Dalam surah Ali-Imran ayat tujuh disebutkan bahwa ayat-ayat dalam al-Qur’an terbagi menjadi dua; muhkam dan mutasyabih. Muhkam adalah ayat yang jelas maknanya sedangkan mutasyabih adalah ayat yang samar maknanya. Namun kadangkala kita kebingungan dalam memahami, bagaimana suatu ayat dikatakan muhkam atau mutasyabih, sebab kesamaran makna al-Qur’an berbeda-beda bagi tiap orang. Oleh karena itu, permasalahan ini butuh pemecahan dari seorang pakar, dalam hal ini, Ghazali dari Annajahsidogiri.id mewawancarai Gus Abdul Wahab Ahmad selaku Peneliti Aswaja NU Jatim, beberapa waktu lalu. Berikut hasil wawancara kami:
Perbedaan Ahlusunah walJamaah dan Wahabi dalam memahami ayat muhkam dalam mutasyabih?
Kalau kita (Ahlusunah walJamaah) tentu akan mengatakan bahwa dalam al-Qur’an terdapat ayat muhkam dan mutasyabih, sesuai penjelasan dalam surah Ali-Imran ayat tujuh. Namun menurut Wahabi, tidak demikian. Semua ayat dalam al-Qur’an adalah muhkam, sehingga harus dipahami sebagaimana literal ayat. Ini merupakan konsep yang diusung oleh Ibnu Taimiyah.

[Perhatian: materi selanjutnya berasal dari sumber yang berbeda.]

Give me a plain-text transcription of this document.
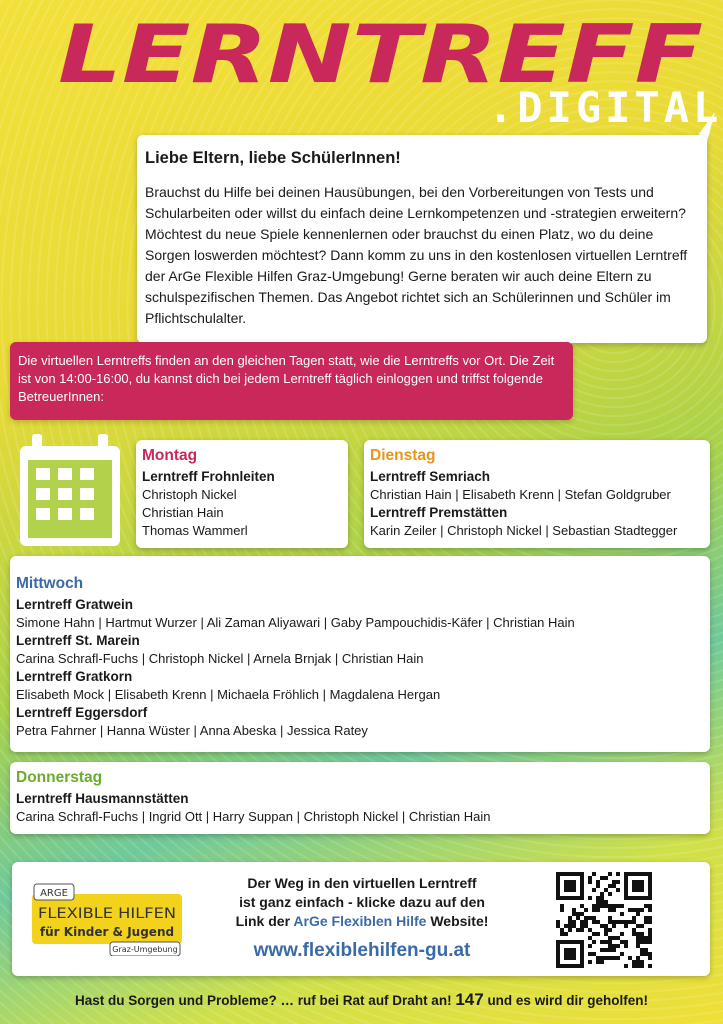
LERNTREFF
.DIGITAL
Liebe Eltern, liebe SchülerInnen!

Brauchst du Hilfe bei deinen Hausübungen, bei den Vorbereitungen von Tests und Schularbeiten oder willst du einfach deine Lernkompetenzen und -strategien erweitern? Möchtest du neue Spiele kennenlernen oder brauchst du einen Platz, wo du deine Sorgen loswerden möchtest? Dann komm zu uns in den kostenlosen virtuellen Lerntreff der ArGe Flexible Hilfen Graz-Umgebung! Gerne beraten wir auch deine Eltern zu schulspezifischen Themen. Das Angebot richtet sich an Schülerinnen und Schüler im Pflichtschulalter.

Die virtuellen Lerntreffs finden an den gleichen Tagen statt, wie die Lerntreffs vor Ort. Die Zeit ist von 14:00-16:00, du kannst dich bei jedem Lerntreff täglich einloggen und triffst folgende BetreuerInnen:
Montag
Lerntreff Frohnleiten
Christoph Nickel
Christian Hain
Thomas Wammerl
Dienstag
Lerntreff Semriach
Christian Hain | Elisabeth Krenn | Stefan Goldgruber
Lerntreff Premstätten
Karin Zeiler | Christoph Nickel | Sebastian Stadtegger
Mittwoch
Lerntreff Gratwein
Simone Hahn | Hartmut Wurzer | Ali Zaman Aliyawari | Gaby Pampouchidis-Käfer | Christian Hain
Lerntreff St. Marein
Carina Schrafl-Fuchs | Christoph Nickel | Arnela Brnjak | Christian Hain
Lerntreff Gratkorn
Elisabeth Mock | Elisabeth Krenn | Michaela Fröhlich | Magdalena Hergan
Lerntreff Eggersdorf
Petra Fahrner | Hanna Wüster | Anna Abeska | Jessica Ratey
Donnerstag
Lerntreff Hausmannstätten
Carina Schrafl-Fuchs | Ingrid Ott | Harry Suppan | Christoph Nickel | Christian Hain
ARGE
FLEXIBLE HILFEN
für Kinder & Jugend
Graz-Umgebung
Der Weg in den virtuellen Lerntreff
ist ganz einfach - klicke dazu auf den
Link der ArGe Flexiblen Hilfe Website!
www.flexiblehilfen-gu.at
Hast du Sorgen und Probleme? … ruf bei Rat auf Draht an! 147 und es wird dir geholfen!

Pemahaman seperti ini, tentu rancu. Sebab akan mengakibatkan kontradiksi antara ayat satu dengan ayat lain. Maka dari itu, mau tidak mau, kita tetap harus memahaminya dengan salah satu dari dua metode yang telah ulama tetapkan dalam memahami ayat muhkam dan mutasyabih; takwil (alih bahasa namun dengan tetap menyucikan Allah dari segala hal yang diserupakan pada-Nya) dan tafwid (menyerahkan makna sepenuhnya pada Allah, tanpa sedikitpun pengotak-atikan).
Menurut suatu pendapat, takwil banyak dipakai oleh ulama khalaf. Padahal, ulama salaf semisal Imam al-Ghazali, sangat mewanti-wanti untuk menjauhinya. Mengapa bisa demikian?
Sebenarnya itu hanya ungkapan secara umum. Kenyataannya, banyak takwil yang juga dilakukan oleh ulama salaf. Sebab kita tidak mungkin bisa lari dari metode takwil, karena banyak ayat yang sulit bagi orang untuk cukup mengimaninya saja.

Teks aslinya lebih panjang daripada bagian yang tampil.